Tuesday, April 15, Chris Shaw, UMCP
Title: Weakly o-minimal structures: Foundations and fun
Abstract: We discuss some essential results in weakly o-minimal structures, particularly ordered groups. We shall define and explore the concept of valuational and nonvaluational cuts, and how the presence of one or the other impacts the cellular decomposition of a weakly o-minimal group.
Also integral to the study of weakly o-minimal structures is the relationship between a weakly o-minimal structure and its Dedekind completion. We discuss how an elusive result of Poizat leads to a nice property about o-minimal structures.
Finally, we discuss preliminary results on the presence of Skolem functions, and the tricks that went into finding these results.
Tuesday, April 22, Martin Koerwien, University of Illinois at Chicago
Title: Omega stability and Borel reducibility
Tuesday, April 29, David Lippel, University of Notre Dame
Title: Positive elimination in valued fields
Abstract: A "positive elimination theorem" is a statement that certain positive existential formulas are equivalent to positive quantifier-free
formulas. For example, the main theorem of classical elimination theory can be interpreted as a positive elimination result. (Let X be a coordinate projection of a Zariski-closed subset of complex projective space; then, X has a positive existential definition. Elimination theory says that X is Zariski-closed, so in fact, X also has a positive quantifier-free definition.)
Prestel has proved some positive elimination results for valued fields, working in a one-sorted language. I will discuss some generalizations to two-sorted languages; I will show how these can be used to re-prove some basic facts in tropical geometry. This is joint work with Matthias Aschenbrenner and Sergei Starchenko.

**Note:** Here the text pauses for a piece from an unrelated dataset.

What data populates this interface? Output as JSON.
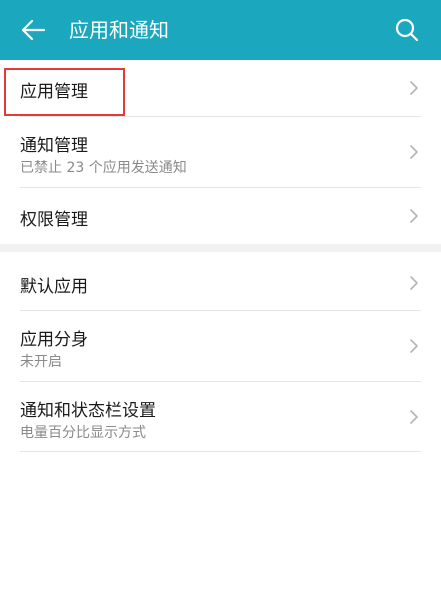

Tuesday, May 6, Alfred Dolich, Chicago State University
Title: Intersections of o-minimal theories
Abstract: Availible here.
Tuesday, May 13, Krzysztof Krupinski, University of Illinois at Urbana-Champaign
Title: Getting fields in rosy theories
Abstract: After a brief introduction about rosy theories, I will talk about some results yielding infinite interpretable fields in rosy groups of finite thorn U-rank. These results generalize some theorems from the finite Morley rank case and from o-minimal structures. I will prove the existence of such fields in the presence of certain V-definable rings (generalizing a result by Peterzil and Starchenko for o-minimal structures) and in a situation when an infinite, definable abelian group acts definably as a group of automorphisms on a definable abelian group. The interesting fact is that the lack of most of the tools (such as the uniform chain condition on intersections of uniformly definable subgroups or Zilber's Indecomposables theorem) has forced me to use completely fundamental tools (such as the compactness theorem and basic properties of dimension), and as a result I have obtained simpler proofs than those in the finite Morley rank case or o-minimal structures. Using these results, I have proved the existence of an infinite interpretable field in any solvable-by-finite but not nilpotent-by-finite group of finite thorn U-rank satisfying NIP.